Straight from the hearth
Baking cookies can take you back and forth
Greetings from the COVID-19 Pandemic Test Kitchen, furlough No. 2 edition.
I'm practicing social distancing in my temporary unemployment under the spell of the oven again. By now, I've baked a strawberry cake with cream cheese icing for my best girl's birthday. Look for that recipe when I get back.
Last furlough, I started out baking cakes, and ended up in cookies. Played around with pudding poke cakes, which had me lingering around the Jello shelves. So, of course the butterscotch sirens start with the singing. Chocolate is just sitting there next to it, comehithering like the girl never short of dance partners that it is.
Wouldn't they make a fine cookie, cried my inner 5-year-old.
Then I remembered seeing butterscotch chips, and I'm helpless. Butterscotch is a sweet, sweet spring-loaded steel rod slowly snapping across my spine in bite-sized increments.
I'm far from an expert baker, but I am an unabashed optimist with a sturdy oven. Published a lot of recipes over the years, but precious few for cookies. My Quadruple Chocolate Knuckle-Sandwich cookies are among those.
That long-form exercise requires extra time, patience and specialty tools on back order on Amazon.com, which inspired me to simplify the cookie and harmonize it with butterscotch.
Shiny new baking project, engage:
Those butterscotch chips, were they up aisle or down aisle?
A chance glance to the floor reminded me in yellow tape I was on the wrong end of a one-way aisle.
That the butterscotch spell was stronger than my sense of propriety was made clear when I straightened my PPE mask, tightened my latex gloves, waited for my glasses to
defog then stealthily did
the COVID-19 prance the wrong way on what was thankfully (and miraculously) an empty baking aisle.
A canister of premium baking cocoa also caught my eye, and the project was off and running.

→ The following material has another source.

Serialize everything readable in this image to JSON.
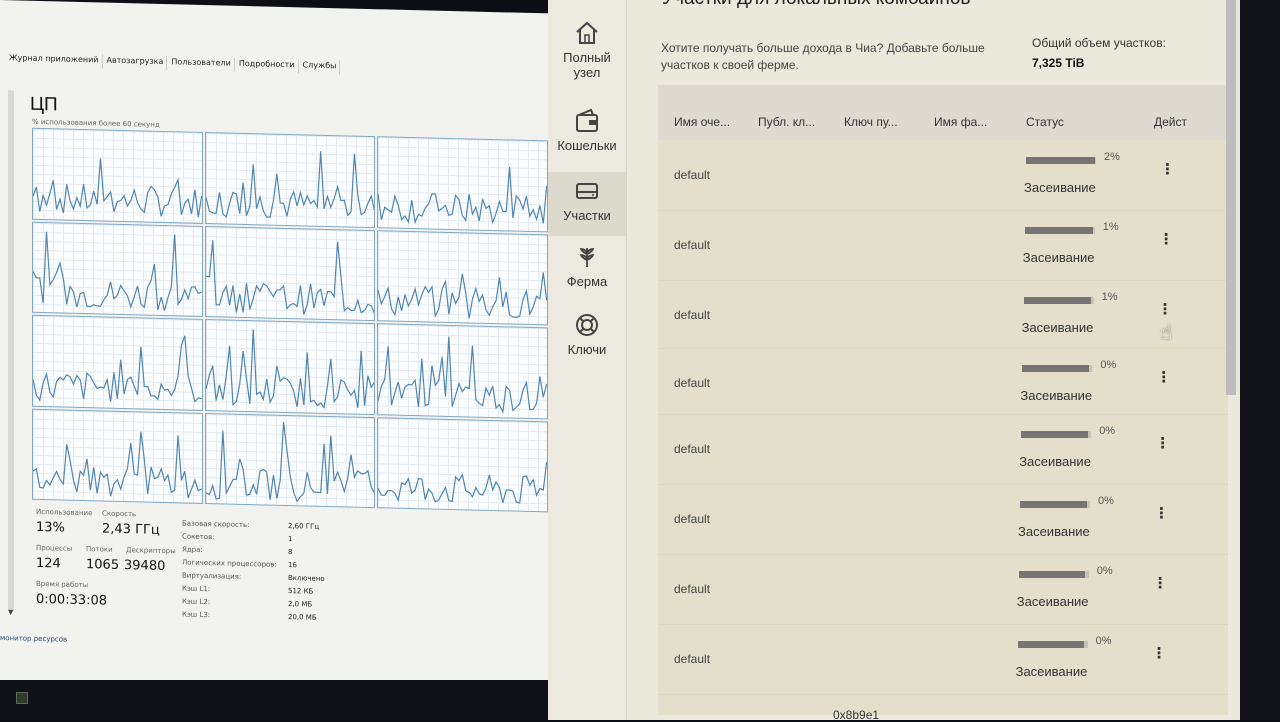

Trimmed about four steps and an hour or more melting and cleaning up after three kinds of chocolate by using cocoa. It also added a welcome spicy
after-burn that would play well with a topping of flaky salt, if you're so inclined.
In what feels like an abandonment of my inner child, I'm recommending these for second-day cookies. Since I was strong enough to shove a stool across linoleum, cookies fresh from the oven have owned a time-share too cheap to let go in my soul. But these cookies from cocoa I'm cuckoo for were blindingly sweet right out of the oven, and the culprit was my beloved butterscotch chips.
Melted, they shone too sweetly. Once set, the butterscotch chips mellowed and hummed with the chocolate.
Didn't think to try before I gave away most of the cookies, but I reckon if you dunked a couple of them in cold milk and let them sit long enough you might just end up with pudding made in reverse. If anyone tries it, let me know how it turns out.
Chocolate Cocoa Butterscotch Chip Cookies
• 2 sticks unsalted butter,
melted and cooled to room temperature
• 1 1/2 cups golden or light brown sugar
• 1 egg plus 1 egg yolk
• 2 tablespoons milk, half and half or cream
• 2 teaspoons vanilla extract
• 2 cups all-purpose flour • 1/2 cup premium baking cocoa
• 1 teaspoon salt
• 1 teaspoon baking soda • 1/2 teaspoon baking powder
• 12 ounces butterscotch chips
Sift together flour, cocoa powder, salt, baking soda and baking powder in a medium bowl.
Whisk together the eggs, milk and vanilla in a small bowl.
In a mixing bowl, cream the butter and sugar with a hand-mixer on medium speed until fluffy and light, 2 to 3 minutes.
Beat in the egg mixture, another 2 minutes.
Gradually add the flour mixture, and mix at lower speed.
Fold in the butterscotch chips until evenly distributed.
Use an ice cream scooper to portion cookie dough onto a parchment-lined baking sheets. Wrap sheets in plastic and refrigerate or freeze at least 1 hour. I froze some dough for about three days with no ill effects.
Preheat oven to 350 F.
Unwrap one sheet at a time and bake cookies 15 to 17 minutes. Remove and cool on baking sheet for 5 minutes; slide parchment onto a wire rack and cool to room temperature before eating with cold milk.